Le dernier chapitre élargit le propos à la place des évangéliques dans la cité.  Là encore, les propos battront en brèche des clichés répétés ad nauseam. Il est courant de répéter que les évangéliques sont des sectaires qui vivent en circuit fermé, ne se préoccupant ni de la vie politique ni de la vie sociale non-chrétienne. En décrivant simplement ce qui est fait dans le cadre de cette paroisse, l’auteur coupe l’herbe sous le pied à ce type de discours mensonger. Il faut oser affirmer que le monde – et singulièrement la France ! – irait beaucoup plus mal si les chrétiens (catholiques, protestants, orthodoxes…) cessaient de faire tout ce qu’ils accomplissent d ans le domaine social. Et cela dure au moins depuis la chrétienté médiévale, pour en pas remonter à l’Eglise Primitive.

Le livre se termine par une déclaration circonstancié de Jonathan Peterschmitt, le fils de Samuel, médecin, qui revient sur l’épisode du Covid19.

Voici donc un livre fort utile et très opportun, qui vient à point nommé détruire toute une série de contre-vérités (pour ne pas dire de mensonges et calomnies divers) par la force du témoignage.
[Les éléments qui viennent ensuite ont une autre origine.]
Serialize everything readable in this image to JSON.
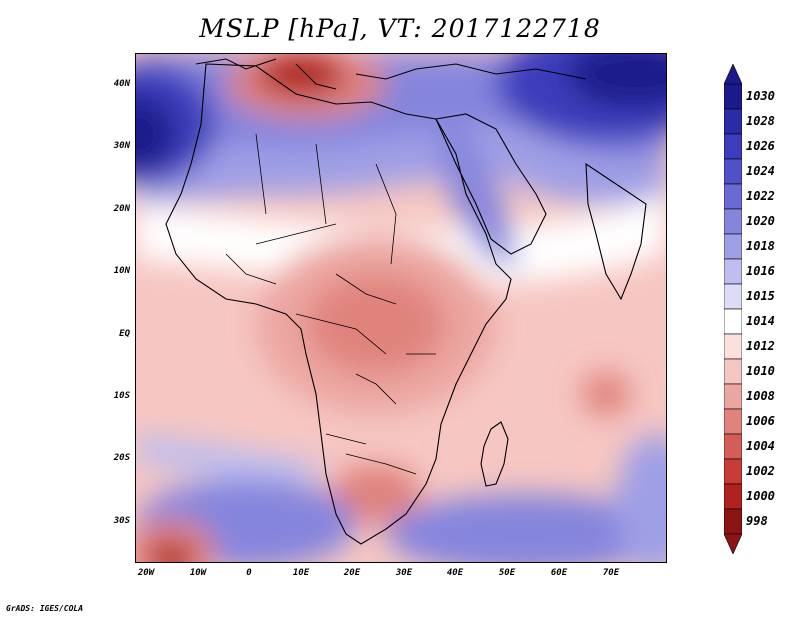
{
  "title": "MSLP [hPa], VT: 2017122718",
  "credit": "GrADS: IGES/COLA",
  "y_axis": [
    "40N",
    "30N",
    "20N",
    "10N",
    "EQ",
    "10S",
    "20S",
    "30S"
  ],
  "x_axis": [
    "20W",
    "10W",
    "0",
    "10E",
    "20E",
    "30E",
    "40E",
    "50E",
    "60E",
    "70E"
  ],
  "colorbar": {
    "labels": [
      "1030",
      "1028",
      "1026",
      "1024",
      "1022",
      "1020",
      "1018",
      "1016",
      "1015",
      "1014",
      "1012",
      "1010",
      "1008",
      "1006",
      "1004",
      "1002",
      "1000",
      "998"
    ],
    "colors": [
      "#1a1a8c",
      "#2b2ba8",
      "#3c3cbc",
      "#5050c8",
      "#6a6ad4",
      "#8585dd",
      "#9f9fe6",
      "#bdbdef",
      "#dcdcf6",
      "#ffffff",
      "#fbe0de",
      "#f6c6c2",
      "#eca6a1",
      "#e0837d",
      "#d45d57",
      "#c63b36",
      "#b0221f",
      "#8c1414"
    ]
  },
  "palette": {
    "land_outline": "#000000",
    "high": "#2b2ba8",
    "low": "#b0221f",
    "neutral": "#ffffff"
  }
}
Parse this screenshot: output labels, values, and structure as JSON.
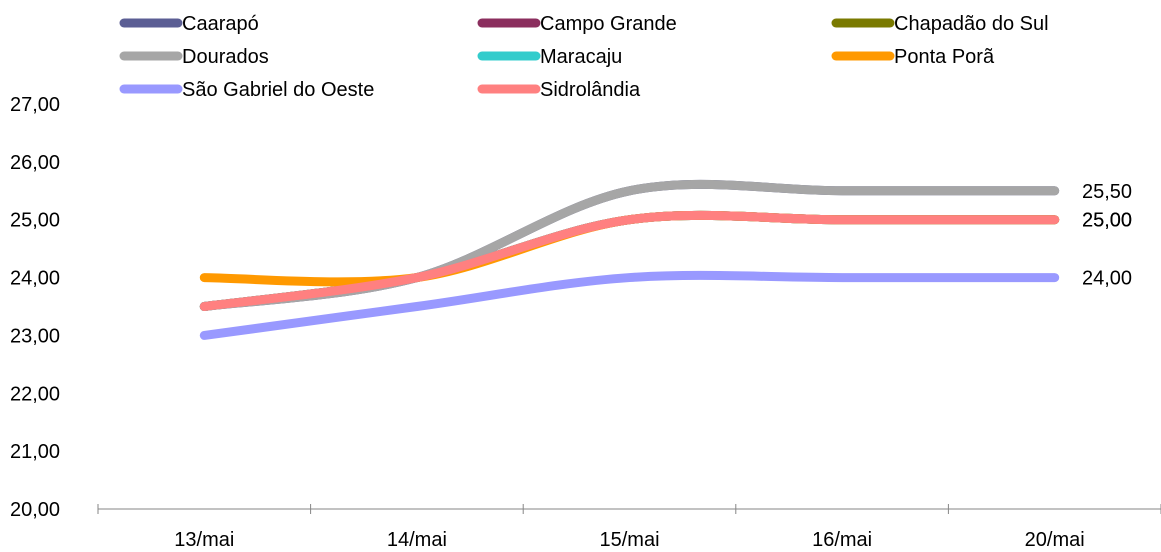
{
  "chart_data": {
    "type": "line",
    "title": "",
    "xlabel": "",
    "ylabel": "",
    "categories": [
      "13/mai",
      "14/mai",
      "15/mai",
      "16/mai",
      "20/mai"
    ],
    "ylim": [
      20,
      27
    ],
    "yticks": [
      "20,00",
      "21,00",
      "22,00",
      "23,00",
      "24,00",
      "25,00",
      "26,00",
      "27,00"
    ],
    "grid": false,
    "legend_position": "top",
    "series": [
      {
        "name": "Caarapó",
        "color": "#5B5E94",
        "values": [
          23.5,
          24.0,
          25.5,
          25.5,
          25.5
        ]
      },
      {
        "name": "Campo Grande",
        "color": "#8B2E5E",
        "values": [
          23.5,
          24.0,
          25.0,
          25.0,
          25.0
        ]
      },
      {
        "name": "Chapadão do Sul",
        "color": "#7A7A00",
        "values": [
          23.5,
          24.0,
          25.0,
          25.0,
          25.0
        ]
      },
      {
        "name": "Dourados",
        "color": "#A6A6A6",
        "values": [
          23.5,
          24.0,
          25.5,
          25.5,
          25.5
        ]
      },
      {
        "name": "Maracaju",
        "color": "#33CCCC",
        "values": [
          23.5,
          24.0,
          25.0,
          25.0,
          25.0
        ]
      },
      {
        "name": "Ponta Porã",
        "color": "#FF9900",
        "values": [
          24.0,
          24.0,
          25.0,
          25.0,
          25.0
        ]
      },
      {
        "name": "São Gabriel do Oeste",
        "color": "#9999FF",
        "values": [
          23.0,
          23.5,
          24.0,
          24.0,
          24.0
        ]
      },
      {
        "name": "Sidrolândia",
        "color": "#FF8080",
        "values": [
          23.5,
          24.0,
          25.0,
          25.0,
          25.0
        ]
      }
    ],
    "end_labels": [
      "25,50",
      "25,00",
      "25,00",
      "24,00"
    ]
  }
}
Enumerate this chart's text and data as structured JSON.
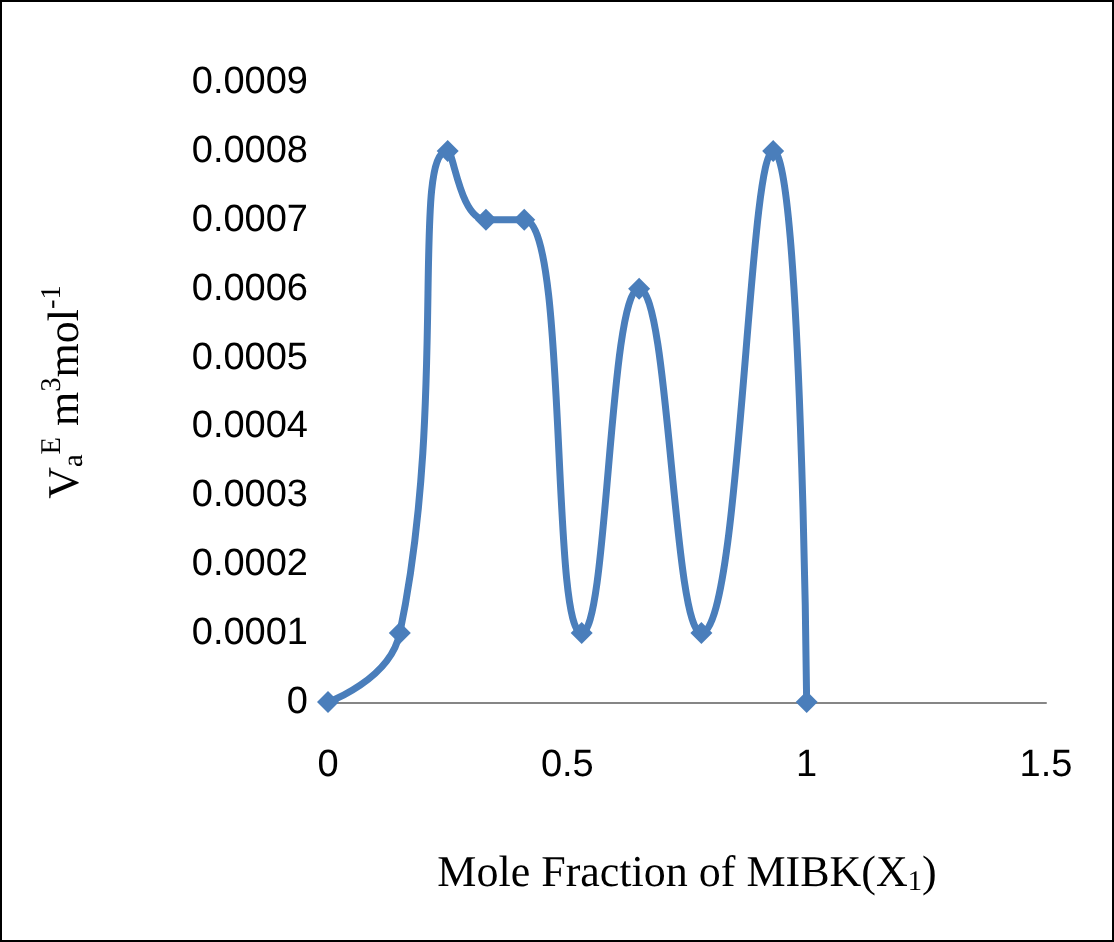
{
  "chart_data": {
    "type": "line",
    "xlabel": "Mole Fraction of MIBK(X$_{1}$)",
    "ylabel": "V$_{a}$$^{E}$ m$^{3}$mol$^{-1}$",
    "x": [
      0,
      0.15,
      0.25,
      0.33,
      0.41,
      0.53,
      0.65,
      0.78,
      0.93,
      1.0
    ],
    "series": [
      {
        "color": "#4a7ebb",
        "values": [
          0,
          0.0001,
          0.0008,
          0.0007,
          0.0007,
          0.0001,
          0.0006,
          0.0001,
          0.0008,
          0
        ]
      }
    ],
    "xlim": [
      0,
      1.5
    ],
    "xticks": [
      0,
      0.5,
      1,
      1.5
    ],
    "ylim": [
      0,
      0.0009
    ],
    "yticks": [
      0,
      0.0001,
      0.0002,
      0.0003,
      0.0004,
      0.0005,
      0.0006,
      0.0007,
      0.0008,
      0.0009
    ],
    "grid": false,
    "marker": "diamond",
    "line_style": "solid"
  }
}
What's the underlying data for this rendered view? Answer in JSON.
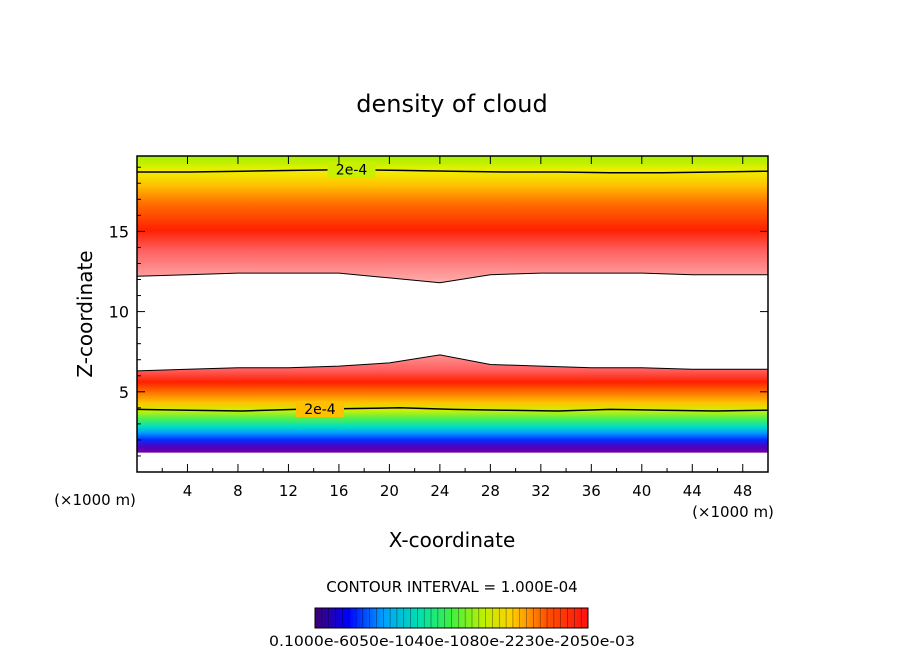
{
  "chart_data": {
    "type": "heatmap",
    "title": "density of cloud",
    "xlabel": "X-coordinate",
    "ylabel": "Z-coordinate",
    "x_unit": "(×1000 m)",
    "y_unit": "(×1000 m)",
    "xlim": [
      0,
      50
    ],
    "ylim": [
      0,
      19.7
    ],
    "x_ticks": [
      "4",
      "8",
      "12",
      "16",
      "20",
      "24",
      "28",
      "32",
      "36",
      "40",
      "44",
      "48"
    ],
    "y_ticks": [
      "5",
      "10",
      "15"
    ],
    "contour_label": "2e-4",
    "contour_interval_text": "CONTOUR INTERVAL = 1.000E-04",
    "colorbar_label_text": "0.1000e-6050e-1040e-1080e-2230e-2050e-03",
    "contours": [
      {
        "label": "2e-4",
        "z": [
          18.7,
          18.7,
          18.75,
          18.8,
          18.85,
          18.8,
          18.75,
          18.7,
          18.7,
          18.65,
          18.65,
          18.7,
          18.75
        ]
      },
      {
        "label": "2e-4",
        "z": [
          3.9,
          3.85,
          3.8,
          3.9,
          3.95,
          4.0,
          3.9,
          3.85,
          3.8,
          3.9,
          3.85,
          3.8,
          3.85
        ]
      }
    ],
    "cloud_free_region": {
      "upper_edge_z": [
        12.2,
        12.3,
        12.4,
        12.4,
        12.4,
        12.1,
        11.8,
        12.3,
        12.4,
        12.4,
        12.4,
        12.3,
        12.3
      ],
      "lower_edge_z": [
        6.3,
        6.4,
        6.5,
        6.5,
        6.6,
        6.8,
        7.3,
        6.7,
        6.6,
        6.5,
        6.5,
        6.4,
        6.4
      ],
      "x": [
        0,
        4,
        8,
        12,
        16,
        20,
        24,
        28,
        32,
        36,
        40,
        44,
        50
      ]
    }
  }
}
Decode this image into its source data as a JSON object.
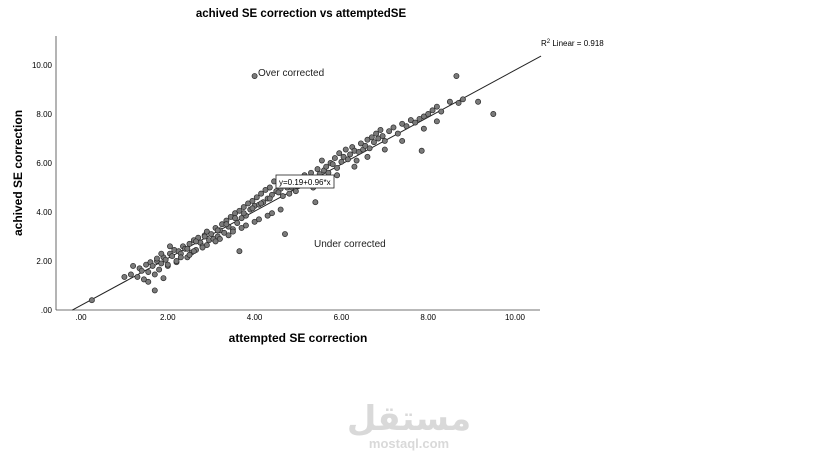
{
  "chart_data": {
    "type": "scatter",
    "title": "achived SE correction vs attemptedSE",
    "xlabel": "attempted SE correction",
    "ylabel": "achived SE correction",
    "xlim": [
      -0.3,
      10.6
    ],
    "ylim": [
      0,
      11.2
    ],
    "x_ticks": [
      ".00",
      "2.00",
      "4.00",
      "6.00",
      "8.00",
      "10.00"
    ],
    "x_tick_values": [
      0,
      2,
      4,
      6,
      8,
      10
    ],
    "y_ticks": [
      ".00",
      "2.00",
      "4.00",
      "6.00",
      "8.00",
      "10.00"
    ],
    "y_tick_values": [
      0,
      2,
      4,
      6,
      8,
      10
    ],
    "grid": false,
    "fit_line": {
      "intercept": 0.19,
      "slope": 0.96,
      "equation_label": "y=0.19+0.96*x",
      "r2_prefix": "R",
      "r2_sup": "2",
      "r2_suffix": " Linear = 0.918",
      "r2_value": 0.918
    },
    "annotations": [
      {
        "text": "Over corrected",
        "x": 4.05,
        "y": 9.55
      },
      {
        "text": "Under corrected",
        "x": 5.45,
        "y": 2.65
      }
    ],
    "marker_color": "#7a7a7a",
    "marker_edge": "#2a2a2a",
    "x": [
      0.25,
      1.0,
      1.15,
      1.2,
      1.3,
      1.35,
      1.4,
      1.45,
      1.5,
      1.55,
      1.6,
      1.65,
      1.7,
      1.75,
      1.8,
      1.85,
      1.9,
      1.95,
      2.0,
      2.05,
      2.1,
      2.15,
      2.2,
      2.25,
      2.3,
      2.35,
      2.4,
      2.45,
      2.5,
      2.55,
      2.6,
      2.65,
      2.7,
      2.75,
      2.8,
      2.85,
      2.9,
      2.95,
      3.0,
      3.05,
      3.1,
      3.15,
      3.2,
      3.25,
      3.3,
      3.35,
      3.4,
      3.45,
      3.5,
      3.55,
      3.6,
      3.65,
      3.7,
      3.75,
      3.8,
      3.85,
      3.9,
      3.95,
      4.0,
      4.05,
      4.1,
      4.15,
      4.2,
      4.25,
      4.3,
      4.35,
      4.4,
      4.45,
      4.5,
      4.55,
      4.6,
      4.65,
      4.7,
      4.75,
      4.8,
      4.85,
      4.9,
      4.95,
      5.0,
      5.05,
      5.1,
      5.15,
      5.2,
      5.25,
      5.3,
      5.35,
      5.4,
      5.45,
      5.5,
      5.55,
      5.6,
      5.65,
      5.7,
      5.75,
      5.8,
      5.85,
      5.9,
      5.95,
      6.0,
      6.05,
      6.1,
      6.15,
      6.2,
      6.25,
      6.3,
      6.35,
      6.4,
      6.45,
      6.5,
      6.55,
      6.6,
      6.65,
      6.7,
      6.75,
      6.8,
      6.85,
      6.9,
      6.95,
      7.0,
      7.1,
      7.2,
      7.3,
      7.4,
      7.5,
      7.6,
      7.7,
      7.8,
      7.9,
      8.0,
      8.1,
      8.2,
      8.3,
      8.5,
      8.7,
      8.8,
      9.15,
      9.5,
      1.75,
      1.85,
      2.05,
      2.45,
      2.65,
      2.85,
      3.15,
      3.35,
      3.55,
      3.75,
      3.95,
      4.15,
      4.35,
      4.55,
      4.75,
      4.95,
      2.0,
      2.3,
      2.6,
      2.9,
      3.2,
      3.5,
      3.8,
      4.1,
      4.4,
      1.55,
      1.7,
      1.9,
      2.2,
      2.5,
      2.8,
      3.1,
      3.4,
      3.7,
      4.0,
      4.3,
      4.6,
      5.5,
      5.9,
      6.3,
      6.6,
      7.0,
      7.4,
      7.9,
      8.2,
      8.65,
      4.0,
      7.85,
      3.65
    ],
    "y": [
      0.4,
      1.35,
      1.45,
      1.8,
      1.35,
      1.7,
      1.6,
      1.25,
      1.85,
      1.55,
      1.95,
      1.8,
      0.8,
      2.0,
      1.65,
      1.9,
      2.15,
      2.05,
      1.8,
      2.3,
      2.2,
      2.45,
      1.95,
      2.4,
      2.3,
      2.6,
      2.5,
      2.15,
      2.7,
      2.35,
      2.85,
      2.45,
      2.95,
      2.75,
      2.6,
      3.05,
      3.2,
      2.85,
      3.1,
      2.9,
      3.35,
      3.0,
      3.25,
      3.5,
      3.15,
      3.65,
      3.4,
      3.8,
      3.3,
      3.95,
      3.55,
      4.05,
      3.75,
      4.2,
      3.85,
      4.35,
      4.1,
      4.45,
      4.25,
      4.6,
      4.3,
      4.75,
      4.4,
      4.9,
      4.55,
      5.0,
      4.7,
      5.25,
      4.85,
      5.1,
      4.95,
      4.65,
      3.1,
      5.3,
      4.75,
      5.0,
      5.2,
      4.85,
      5.05,
      5.35,
      5.25,
      5.5,
      5.15,
      5.4,
      5.6,
      5.0,
      4.4,
      5.75,
      5.55,
      6.1,
      5.7,
      5.85,
      5.6,
      6.0,
      5.95,
      6.2,
      5.8,
      6.4,
      6.05,
      6.25,
      6.55,
      6.15,
      6.35,
      6.65,
      6.5,
      6.1,
      6.45,
      6.8,
      6.55,
      6.7,
      6.95,
      6.6,
      7.05,
      6.85,
      7.2,
      7.0,
      7.35,
      7.1,
      6.9,
      7.3,
      7.45,
      7.2,
      7.6,
      7.5,
      7.75,
      7.65,
      7.8,
      7.9,
      8.0,
      8.15,
      8.3,
      8.1,
      8.5,
      8.45,
      8.6,
      8.5,
      8.0,
      2.1,
      2.3,
      2.6,
      2.5,
      2.8,
      3.0,
      3.25,
      3.5,
      3.75,
      3.95,
      4.15,
      4.35,
      4.55,
      4.8,
      5.0,
      5.2,
      1.85,
      2.15,
      2.4,
      2.65,
      2.9,
      3.2,
      3.45,
      3.7,
      3.95,
      1.15,
      1.45,
      1.3,
      2.0,
      2.25,
      2.55,
      2.8,
      3.05,
      3.35,
      3.6,
      3.85,
      4.1,
      5.15,
      5.5,
      5.85,
      6.25,
      6.55,
      6.9,
      7.4,
      7.7,
      9.55,
      9.55,
      6.5,
      2.4
    ]
  },
  "watermark": {
    "arabic": "مستقل",
    "latin": "mostaql.com"
  }
}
Nul besoin d‘être un fan de La Porte Ouverte Chrétienne pour l’apprécier (ce n’est pas du tout mon cas personnel) ni même d’être croyant pour y saisir l’information authentique sur le mouvement religieux qui croît le plus dans le monde depuis des décennies. Le succès fait forcément des jaloux et suscite des haines. Mais être chrétien évangélique ne signifie pas se laisser calomnier sans rien dire, en supportant au nom du Christ. Le combat pour la vérité est essentiel au christianisme.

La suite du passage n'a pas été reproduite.